OGD: Commerce repackages old data and offers broken links

by

To comply with the Open Government Directive, the Commerce Department released four high value datasets that require considerable technical sophistication on the part of users–and patience. Some of the files are so large and cumbersome they’re very difficult to open and use;  others require a great deal of explanation–and you can currently only find those explanations by digging through the agency’s site. Still other entries feature broken links or only contain a fraction of the information described on Data.gov. The Commerce Department says they’re working on all of these problems, so hopefully we’ll see an improvement in the coming days.

Consider the broadband applications database. The Recovery Act provided $7.2 billion in grants and loans to extend broadband Internet access to underserved communities. The Commerce Department has released a spreadsheet of the applications they have received for those funds, including the names of the organizations, contact information and amounts requested. This is potentially useful information; one can easily see, for example, that a few states submitted a large portion of the applications–the top six submitted as many applications as the bottom forty. 

However, the spreadsheet was already out of date when it was posted on Data.gov. The Commerce Department awarded four large grants before Jan. 21, 2010, the deadline for releasing high value datasets, but were not included in the spreadsheet. Furthermore, the data isn’t new–it was released on September 9–although it is much more user-friendly in its current form to reporters who want to analyze the bulk data (previously, it was posted as a PDF). 

What’s more, the data has been searchable and up-to-date on the National Telecommunication and Information Administration Web site (here) since last fall.While its helpful to researchers to have it in Excel form, it’s not exactly new.

Another potentially useful database put out by Commerce is the National Technological Information Service database. The dataset lists the titles, categories, and sponsoring agencies of government-funded R&D studies, and includes links that allow you to buy a copy of each report.  Unfortunately, the description on data.gov is currently inaccurate; it says that the data is available electronically from 1964.  The attached XML file only goes back to 2005, and for anything earlier than that, parts of it are only available through third-party paid services. 

It would also be nice to have a clearer description of what some of the codes mean in the document.  What’s a category code 97P 97R 57K 57B?  And the file is so large it required a programmer here at Sunlight to convert it into a form that a commonly-used program like Excel could handle–after crashing browsers on several computers all morning.

The third dataset available is a list of fees paid by holders of U.S. patents. Previously, you had to get a data expert to “scrape” the U.S. Patent Office site if you wanted to get your hands on this data–and it was popular enough that the Patent Office ended up putting out requests for users to stop doing this, because it was using up too much of their bandwidth. It’s promising that this is now available to download — but most of the links to the data on data.gov were broken for the better part of a week, so users had to dig around on the Patent Office site to find out what the columns of numbers and letters mean. And that was no easy task. (We made sure to let them know the links weren’t working.)

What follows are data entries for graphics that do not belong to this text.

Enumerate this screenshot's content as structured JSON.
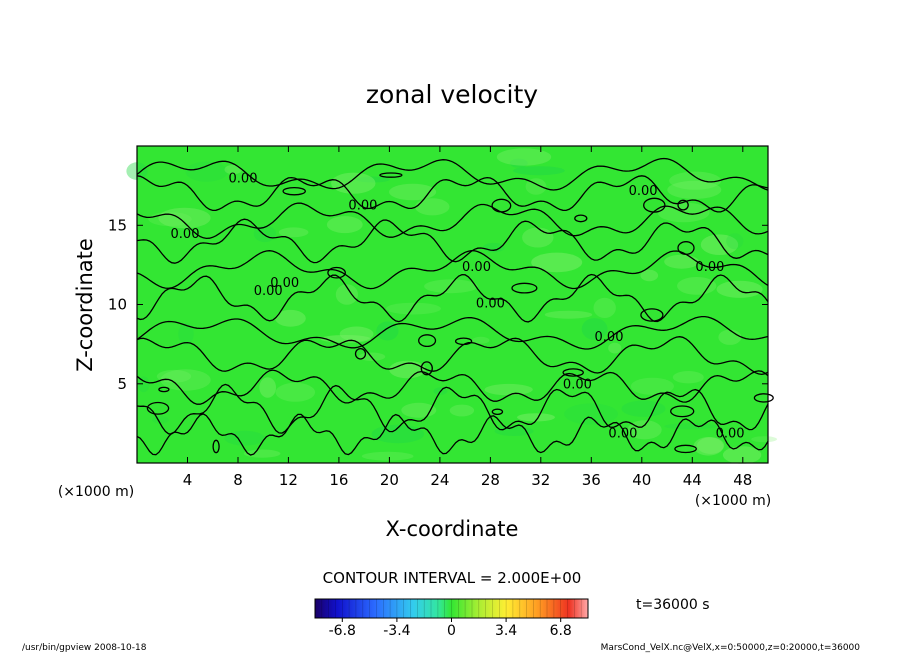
{
  "chart_data": {
    "type": "heatmap",
    "title": "zonal velocity",
    "xlabel": "X-coordinate",
    "ylabel": "Z-coordinate",
    "x_unit": "(×1000 m)",
    "y_unit": "(×1000 m)",
    "xlim": [
      0,
      50
    ],
    "ylim": [
      0,
      20
    ],
    "x_ticks": [
      4,
      8,
      12,
      16,
      20,
      24,
      28,
      32,
      36,
      40,
      44,
      48
    ],
    "y_ticks": [
      5,
      10,
      15
    ],
    "contour_interval": "CONTOUR INTERVAL = 2.000E+00",
    "contour_label": "0.00",
    "contour_label_positions": [
      {
        "x": 8.4,
        "z": 17.7
      },
      {
        "x": 3.8,
        "z": 14.2
      },
      {
        "x": 17.9,
        "z": 16.0
      },
      {
        "x": 10.4,
        "z": 10.6
      },
      {
        "x": 11.7,
        "z": 11.1
      },
      {
        "x": 26.9,
        "z": 12.1
      },
      {
        "x": 28.0,
        "z": 9.8
      },
      {
        "x": 40.1,
        "z": 16.9
      },
      {
        "x": 45.4,
        "z": 12.1
      },
      {
        "x": 37.4,
        "z": 7.7
      },
      {
        "x": 34.9,
        "z": 4.7
      },
      {
        "x": 38.5,
        "z": 1.6
      },
      {
        "x": 47.0,
        "z": 1.6
      }
    ],
    "colorbar": {
      "ticks": [
        "-6.8",
        "-3.4",
        "0",
        "3.4",
        "6.8"
      ],
      "range": [
        -8.5,
        8.5
      ]
    },
    "time_label": "t=36000 s"
  },
  "footer": {
    "left": "/usr/bin/gpview  2008-10-18",
    "right": "MarsCond_VelX.nc@VelX,x=0:50000,z=0:20000,t=36000"
  },
  "colors": {
    "field": "#33e633",
    "field_light": "#66ee55",
    "contour": "#000000"
  }
}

Finally, the Commerce Department is offering a map of precipitation data gathered by volunteers around the country, in a format ready to import into Google Maps and Google Earth. Maps of this data were available online previously, and a member of the data collection team tells me that they’ve offered a data export function all along — and that he believes some agencies had already imported them into Google Earth.

So it looks like all Commerce has done is eliminate a couple of steps and put it up on data.gov. Handy, but not exactly a brand new revelation.